Family Services opened the classrooms earlier this month.

Late last year, Family Services was awarded $2.2 million in federal funding to bring the first Early Head Start (EHS) program to Forsyth County. Early Head Start serves families with children ages birth through 3 and low-income pregnant women.

Created by the 1994 Head Start Reauthorization Act, the federally funded preschool program is designed to meet emotional, social, health, nutritional and psychological needs. Currently there are 117 children participating in the program at different sites throughout the county.

According to Feikema, the four EHS classrooms at the Sarah Y. Austin campus, 2050 Big House Gaines Blvd., needed extensive renovations in order to meet state and local regulatory compliances. As a result of the remodel, the once-empty rooms have been transformed into state-of-the-art classrooms fit for the care and education of infants and toddlers.

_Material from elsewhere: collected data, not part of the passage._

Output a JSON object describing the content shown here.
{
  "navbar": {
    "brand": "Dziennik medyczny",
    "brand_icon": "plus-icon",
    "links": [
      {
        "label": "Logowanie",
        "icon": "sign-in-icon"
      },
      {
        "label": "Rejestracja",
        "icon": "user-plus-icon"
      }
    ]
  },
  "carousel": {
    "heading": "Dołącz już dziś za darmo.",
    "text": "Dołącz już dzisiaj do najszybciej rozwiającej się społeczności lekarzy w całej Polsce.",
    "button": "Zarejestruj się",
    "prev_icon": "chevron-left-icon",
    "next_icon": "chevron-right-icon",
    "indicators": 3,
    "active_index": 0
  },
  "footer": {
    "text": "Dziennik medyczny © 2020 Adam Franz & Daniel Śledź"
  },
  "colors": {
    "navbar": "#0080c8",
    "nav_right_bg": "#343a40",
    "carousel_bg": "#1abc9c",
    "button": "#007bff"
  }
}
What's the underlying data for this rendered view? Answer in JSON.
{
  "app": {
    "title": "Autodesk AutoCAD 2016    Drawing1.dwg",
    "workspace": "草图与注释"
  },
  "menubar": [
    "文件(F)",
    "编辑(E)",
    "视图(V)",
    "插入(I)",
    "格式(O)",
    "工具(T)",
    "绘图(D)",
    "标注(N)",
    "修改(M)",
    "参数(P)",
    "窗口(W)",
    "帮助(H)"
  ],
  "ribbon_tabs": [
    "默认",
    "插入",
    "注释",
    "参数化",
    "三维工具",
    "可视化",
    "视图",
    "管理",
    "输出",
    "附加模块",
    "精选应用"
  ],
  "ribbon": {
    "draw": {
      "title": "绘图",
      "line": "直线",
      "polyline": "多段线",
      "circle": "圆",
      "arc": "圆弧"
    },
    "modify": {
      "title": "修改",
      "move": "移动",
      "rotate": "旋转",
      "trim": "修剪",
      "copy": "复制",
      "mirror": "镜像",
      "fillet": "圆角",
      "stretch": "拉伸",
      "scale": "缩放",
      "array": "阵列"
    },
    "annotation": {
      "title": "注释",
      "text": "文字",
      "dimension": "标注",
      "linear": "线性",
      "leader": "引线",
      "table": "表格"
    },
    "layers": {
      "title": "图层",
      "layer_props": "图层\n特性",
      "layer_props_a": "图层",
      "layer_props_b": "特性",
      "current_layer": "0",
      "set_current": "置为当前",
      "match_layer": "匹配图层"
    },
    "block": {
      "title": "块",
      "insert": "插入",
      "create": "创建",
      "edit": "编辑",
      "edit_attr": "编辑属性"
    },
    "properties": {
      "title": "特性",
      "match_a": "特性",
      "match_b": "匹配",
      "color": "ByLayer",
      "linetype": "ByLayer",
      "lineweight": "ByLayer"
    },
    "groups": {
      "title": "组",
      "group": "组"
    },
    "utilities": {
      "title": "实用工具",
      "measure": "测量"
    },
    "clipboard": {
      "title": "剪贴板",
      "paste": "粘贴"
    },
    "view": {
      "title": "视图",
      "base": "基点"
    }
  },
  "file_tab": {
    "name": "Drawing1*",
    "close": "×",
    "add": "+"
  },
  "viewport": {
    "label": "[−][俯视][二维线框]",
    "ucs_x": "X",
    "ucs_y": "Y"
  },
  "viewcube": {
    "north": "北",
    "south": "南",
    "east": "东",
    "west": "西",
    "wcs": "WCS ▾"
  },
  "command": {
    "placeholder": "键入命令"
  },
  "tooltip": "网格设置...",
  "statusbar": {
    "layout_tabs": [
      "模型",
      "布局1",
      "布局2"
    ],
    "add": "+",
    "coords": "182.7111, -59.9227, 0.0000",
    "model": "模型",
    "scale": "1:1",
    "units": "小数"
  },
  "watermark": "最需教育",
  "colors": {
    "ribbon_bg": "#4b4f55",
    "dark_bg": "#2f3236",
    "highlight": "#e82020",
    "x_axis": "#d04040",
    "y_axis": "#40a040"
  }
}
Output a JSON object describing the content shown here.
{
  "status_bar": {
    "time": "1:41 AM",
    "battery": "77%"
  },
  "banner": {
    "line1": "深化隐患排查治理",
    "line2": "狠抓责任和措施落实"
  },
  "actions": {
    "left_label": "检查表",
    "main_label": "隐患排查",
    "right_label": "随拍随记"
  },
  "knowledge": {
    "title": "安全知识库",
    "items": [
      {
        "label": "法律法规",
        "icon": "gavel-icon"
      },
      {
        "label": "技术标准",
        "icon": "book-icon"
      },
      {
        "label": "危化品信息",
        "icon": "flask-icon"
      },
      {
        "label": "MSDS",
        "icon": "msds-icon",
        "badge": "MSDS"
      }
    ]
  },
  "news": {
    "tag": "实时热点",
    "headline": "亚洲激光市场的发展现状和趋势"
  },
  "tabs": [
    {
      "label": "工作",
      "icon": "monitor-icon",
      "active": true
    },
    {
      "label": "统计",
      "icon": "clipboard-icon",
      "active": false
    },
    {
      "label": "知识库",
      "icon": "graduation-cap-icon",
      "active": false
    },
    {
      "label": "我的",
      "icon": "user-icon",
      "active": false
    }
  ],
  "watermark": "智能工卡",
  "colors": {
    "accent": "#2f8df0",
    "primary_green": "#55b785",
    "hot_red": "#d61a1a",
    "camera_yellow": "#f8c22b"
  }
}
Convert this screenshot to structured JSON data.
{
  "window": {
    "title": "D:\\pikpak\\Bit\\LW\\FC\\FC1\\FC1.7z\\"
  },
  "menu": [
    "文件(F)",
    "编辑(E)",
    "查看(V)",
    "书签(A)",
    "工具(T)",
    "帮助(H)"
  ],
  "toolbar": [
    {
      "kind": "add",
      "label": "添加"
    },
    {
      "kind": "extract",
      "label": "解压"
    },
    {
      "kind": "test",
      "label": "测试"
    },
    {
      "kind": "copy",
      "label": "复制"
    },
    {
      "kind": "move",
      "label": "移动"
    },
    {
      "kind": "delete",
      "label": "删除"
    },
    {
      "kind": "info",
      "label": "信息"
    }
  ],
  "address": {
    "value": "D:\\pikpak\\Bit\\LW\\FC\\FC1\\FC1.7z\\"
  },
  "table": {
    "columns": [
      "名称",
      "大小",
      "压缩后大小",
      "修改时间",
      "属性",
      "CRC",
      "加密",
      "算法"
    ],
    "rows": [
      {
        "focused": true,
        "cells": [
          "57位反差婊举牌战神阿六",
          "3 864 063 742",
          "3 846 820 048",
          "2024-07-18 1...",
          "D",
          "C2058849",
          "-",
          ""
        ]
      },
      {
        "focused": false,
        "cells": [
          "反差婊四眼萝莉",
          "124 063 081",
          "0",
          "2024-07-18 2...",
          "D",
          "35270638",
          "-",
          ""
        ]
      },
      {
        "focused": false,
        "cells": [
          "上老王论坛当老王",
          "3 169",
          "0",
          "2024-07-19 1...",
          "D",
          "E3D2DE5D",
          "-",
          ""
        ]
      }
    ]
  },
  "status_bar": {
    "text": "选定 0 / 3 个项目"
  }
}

EHS teacher Nahesha McCatty said on Wednesday, March 2, that she is proud to be teaching in the program. A former student in the Head Start program, McCatty mentioned that it is vital to the developmental process.

“Early education is very important,” she continued. “I know sometimes it gets overlooked, but the first years are the most critical years.”

McCatty noted that what she likes most about the program is that she gets to build relationships with the families. She said with home visits and other things included in the program the students feel more comfortable.

“When we visit their homes, we get a chance to see the children in their own environment,” said McCatty. “So when they come to the classrooms, they aren’t as scared because they have seen us in their own homes, which makes the transition a lot easier.”

A family advocate is also provided for each family, and parents are given the opportunity to engage in classroom activities and participate on the decision making body for the program by serving on parent committees.

During a recent visit to the Sarah Y. Austin campus, a number of parents said they were excited that their children have the opportunity to participate in the program. Erika Tillman said she believes the program will build the groundwork and offer skills that will stay with her daughter for a lifetime.

“As a mother, I am very excited and feel that my child will gain from this program, socially, emotionally, and will strengthen her language and learning skills.”

The Forsyth County EHS programs’ waiting list currently has 538 children on it. Feikema told The Chronicle that he is expecting more funds to become available to create more Early Head Start and Head Start programs.